Les ques­tions fémi­nistes semblent épar­gnées, d’au­tant que Sophie Binet a toujours été très active sur le sujet, en parti­cu­lier contre les violences sexistes et sexuelles au sein de la CGT. D’ailleurs, lors de son inter­ven­tion finale, elle les a expli­ci­te­ment citées, et de façon offen­sive.

Un certain nombre de chan­tiers sont donc en pause, et pas des moindres, comme l’éco­lo­gie et l’uni­fi­ca­tion syndi­cale. Reste main­te­nant à relan­cer ces chan­tiers. Reste aussi à voir dans quelle mesure la CGT ne sera pas para­ly­sée par cette colo­ca­tion et ces divi­sions profondes. Ces divi­sions sont d’ailleurs à la fois poli­tiques et struc­tu­relles entre fédé­ra­tions et unions dépar­te­men­tales, se reflé­tant dans les votes et mettant à mal l’or­ga­ni­sa­tion même de la CGT.

Et à la fin, qui gagne ? La secré­taire géné­rale élue bien entendu.
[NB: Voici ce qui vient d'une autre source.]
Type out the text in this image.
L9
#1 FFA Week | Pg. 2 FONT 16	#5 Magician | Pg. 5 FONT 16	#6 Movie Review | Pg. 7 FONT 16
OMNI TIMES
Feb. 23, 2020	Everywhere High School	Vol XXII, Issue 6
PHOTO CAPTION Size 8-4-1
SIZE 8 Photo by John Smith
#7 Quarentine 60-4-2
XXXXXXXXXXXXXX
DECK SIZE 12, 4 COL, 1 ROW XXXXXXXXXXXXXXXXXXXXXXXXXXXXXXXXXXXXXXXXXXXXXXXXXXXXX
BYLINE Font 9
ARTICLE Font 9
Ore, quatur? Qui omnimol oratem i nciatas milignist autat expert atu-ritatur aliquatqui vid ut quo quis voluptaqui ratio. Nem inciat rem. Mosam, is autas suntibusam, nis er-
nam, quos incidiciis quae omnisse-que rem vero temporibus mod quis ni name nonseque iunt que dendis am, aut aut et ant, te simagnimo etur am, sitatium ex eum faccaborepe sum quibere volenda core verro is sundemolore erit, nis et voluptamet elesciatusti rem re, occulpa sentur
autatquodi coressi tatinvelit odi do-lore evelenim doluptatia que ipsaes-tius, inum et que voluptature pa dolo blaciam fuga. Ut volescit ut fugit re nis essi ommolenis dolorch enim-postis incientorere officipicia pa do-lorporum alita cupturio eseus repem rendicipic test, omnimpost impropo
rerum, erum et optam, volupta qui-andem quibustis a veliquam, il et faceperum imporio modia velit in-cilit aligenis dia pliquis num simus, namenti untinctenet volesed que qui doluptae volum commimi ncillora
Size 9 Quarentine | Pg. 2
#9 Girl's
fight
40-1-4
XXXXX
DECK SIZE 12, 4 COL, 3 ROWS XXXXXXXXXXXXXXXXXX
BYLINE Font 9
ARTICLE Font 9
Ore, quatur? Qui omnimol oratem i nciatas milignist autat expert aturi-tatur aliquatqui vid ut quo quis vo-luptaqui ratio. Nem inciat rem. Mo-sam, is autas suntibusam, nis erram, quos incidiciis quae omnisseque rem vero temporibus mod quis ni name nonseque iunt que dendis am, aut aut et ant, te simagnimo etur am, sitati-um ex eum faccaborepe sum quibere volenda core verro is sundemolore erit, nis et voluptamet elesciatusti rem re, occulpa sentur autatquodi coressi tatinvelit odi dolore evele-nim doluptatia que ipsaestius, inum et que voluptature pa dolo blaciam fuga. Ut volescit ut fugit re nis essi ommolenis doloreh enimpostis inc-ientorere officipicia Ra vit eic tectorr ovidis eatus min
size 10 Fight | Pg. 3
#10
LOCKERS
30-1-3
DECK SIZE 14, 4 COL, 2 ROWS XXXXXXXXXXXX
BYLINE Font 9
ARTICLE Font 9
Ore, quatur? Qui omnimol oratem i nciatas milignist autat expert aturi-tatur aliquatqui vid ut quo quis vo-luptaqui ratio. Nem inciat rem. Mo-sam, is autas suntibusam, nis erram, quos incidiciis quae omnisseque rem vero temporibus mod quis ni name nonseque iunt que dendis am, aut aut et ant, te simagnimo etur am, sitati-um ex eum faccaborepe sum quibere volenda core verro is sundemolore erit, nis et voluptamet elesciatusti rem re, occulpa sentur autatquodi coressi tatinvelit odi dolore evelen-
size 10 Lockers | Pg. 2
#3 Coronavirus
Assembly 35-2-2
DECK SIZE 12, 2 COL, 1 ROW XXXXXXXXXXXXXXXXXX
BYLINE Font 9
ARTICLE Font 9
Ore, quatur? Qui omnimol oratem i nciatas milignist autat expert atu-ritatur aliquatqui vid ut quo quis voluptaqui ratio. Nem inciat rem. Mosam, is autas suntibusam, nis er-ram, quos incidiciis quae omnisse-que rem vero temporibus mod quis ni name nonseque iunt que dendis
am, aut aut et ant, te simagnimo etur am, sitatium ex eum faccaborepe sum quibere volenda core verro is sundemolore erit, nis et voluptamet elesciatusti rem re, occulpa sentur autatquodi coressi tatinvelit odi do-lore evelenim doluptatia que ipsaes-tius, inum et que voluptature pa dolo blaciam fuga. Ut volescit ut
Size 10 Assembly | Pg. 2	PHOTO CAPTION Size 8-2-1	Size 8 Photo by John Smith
Mais les courants sectaires, anti-écolo­giques et anti-fémi­nistes ont montré qu’ils étaient très présents, capables d’em­pê­cher l’élec­tion d’une secré­taire géné­rale (Marie Buis­son). Olivier Mateu n’a pas été élu à la CEC mais 36 % des délé­gué.es ont mis son nom sur un bulle­tin de vote, le docu­ment d’orien­ta­tion n’a pas été voté par 28 % des mandats, confir­mant ce même rapport de force interne à la CGT. Ce qu’il faudra obser­ver réel­le­ment, c’est la ligne adop­tée par la CGT dans les prochaines semaines ou prochains mois. Le choix de parti­ci­per avec l’in­ter­syn­di­cale à la rencontre du 5 avril avec la première ministre sur un mot d’ordre clair de retrait de la réforme des retraites est un premier élément encou­ra­geant.

Matthieu Brabant

i Sophie Binet a 41 ans et est Conseillère prin­ci­pale d’édu­ca­tion (CPE) de métier, adhé­rente à la CGT Educ’ac­tion 93 (donc à la FERC-CGT, dont Marie Buis­son est secré­taire géné­rale), et secré­taire géné­rale de l’UGICT-CGT (la struc­ture de la CGT réunis­sant les cadres… les person­nels de l’Edu­ca­tion natio­nale pouvant choi­sir ou pas de se consi­dé­rer comme cadres et donc d’adhé­rer à l’UGICT-CGT). Sophie Binet est égale­ment ancienne membre du bureau confé­dé­ral, période Thierry Le Paon, et ancienne vice-prési­dente de l’UNEF au moment de la lutte contre le Contrat de Première Embauche (CPE) en 2006.